My friend Karen Swallow Prior has an award-winning essay up at Christianity Today’s This is Our City project called “How I Learned to Love my Literal Neighbor.” I told her it reminded me of this old Peanuts strip:
Here’s just a taste of Karen’s essay:
“Both of us had been raised in the country, in fact. So living on a lot the size of a postage stamp in a sea of mass-produced buildings stacked up against each other—even the small variations in architectural details followed a pattern—had never been our style. But it was a place to rest our heads during those busy, building years of our marriage. I was teaching and working on my doctorate while my husband traveled, playing music on the regional church-coffeehouse circuit. We weren’t home much.

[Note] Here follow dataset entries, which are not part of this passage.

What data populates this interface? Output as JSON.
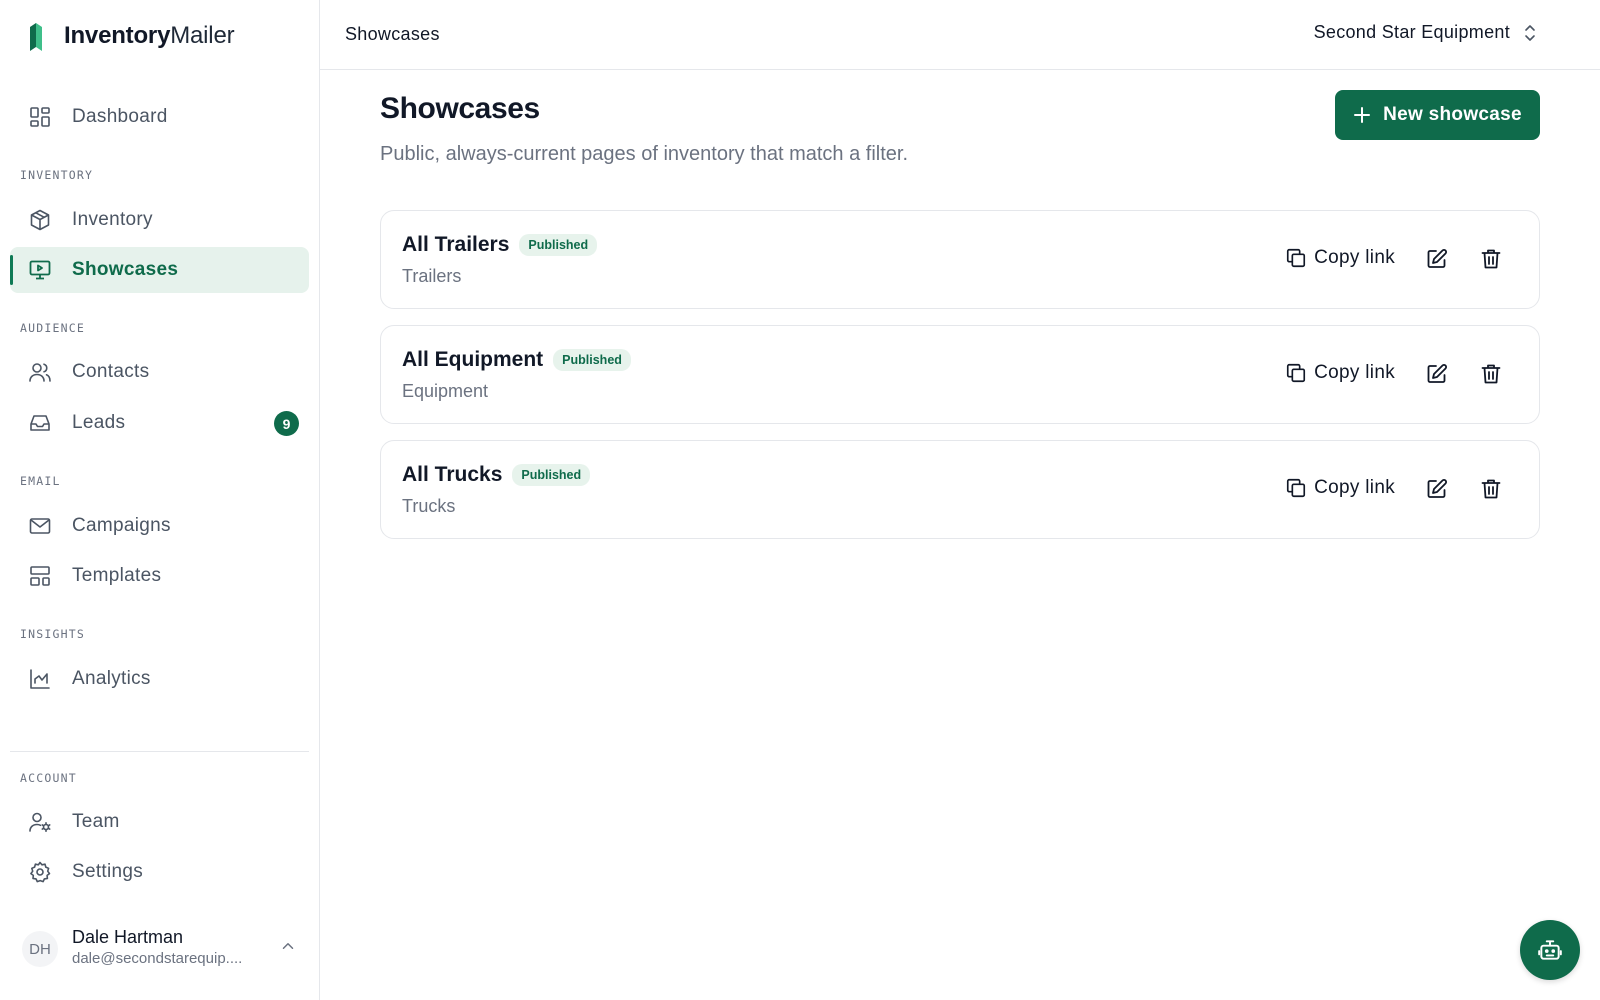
{
  "brand": {
    "bold": "Inventory",
    "light": "Mailer"
  },
  "colors": {
    "accent": "#0f6b4b",
    "accent_light": "#e6f2ec"
  },
  "sidebar": {
    "dashboard": {
      "label": "Dashboard",
      "icon": "dashboard-icon"
    },
    "sections": {
      "inventory": "INVENTORY",
      "audience": "AUDIENCE",
      "email": "EMAIL",
      "insights": "INSIGHTS",
      "account": "ACCOUNT"
    },
    "items": {
      "inventory": {
        "label": "Inventory",
        "icon": "cube-icon"
      },
      "showcases": {
        "label": "Showcases",
        "icon": "presentation-icon",
        "active": true
      },
      "contacts": {
        "label": "Contacts",
        "icon": "users-icon"
      },
      "leads": {
        "label": "Leads",
        "icon": "inbox-icon",
        "badge": "9"
      },
      "campaigns": {
        "label": "Campaigns",
        "icon": "mail-icon"
      },
      "templates": {
        "label": "Templates",
        "icon": "layout-icon"
      },
      "analytics": {
        "label": "Analytics",
        "icon": "chart-icon"
      },
      "team": {
        "label": "Team",
        "icon": "user-cog-icon"
      },
      "settings": {
        "label": "Settings",
        "icon": "gear-icon"
      }
    },
    "user": {
      "initials": "DH",
      "name": "Dale Hartman",
      "email": "dale@secondstarequip...."
    }
  },
  "topbar": {
    "title": "Showcases",
    "org": "Second Star Equipment"
  },
  "main": {
    "title": "Showcases",
    "subtitle": "Public, always-current pages of inventory that match a filter.",
    "new_button": "New showcase",
    "showcases": [
      {
        "title": "All Trailers",
        "status": "Published",
        "category": "Trailers",
        "copy_label": "Copy link"
      },
      {
        "title": "All Equipment",
        "status": "Published",
        "category": "Equipment",
        "copy_label": "Copy link"
      },
      {
        "title": "All Trucks",
        "status": "Published",
        "category": "Trucks",
        "copy_label": "Copy link"
      }
    ]
  },
  "fab": {
    "icon": "bot-icon"
  }
}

As committed Christians, we took seriously the parable of the Good Samaritan. We understood that the people whom my husband played for, my peers at the university, the students I taught, those we met through church and volunteer activities, and the strangers we ministered to on overseas mission trips were all our neighbors.”
But we were so busy loving our parabolic neighbors that we had neglected the literal ones.
And she goes on to tell the story of how she grew to love her (literal) neighbors, including an (adorable) little boy who
“likes to help me do my barn chores. He uses his own manure fork, which he requested for Christmas, to help me muck stalls. He likes to check for eggs in the henhouse and proudly carries home the ones he finds. His mother says he gets upset if anyone else eats “his” eggs. Sometimes, she says, he waits out on the back deck of their house, watching for me to come out to the barn to do the evening chores. When he sees me, he hollers for me by name. And I respond in kind.”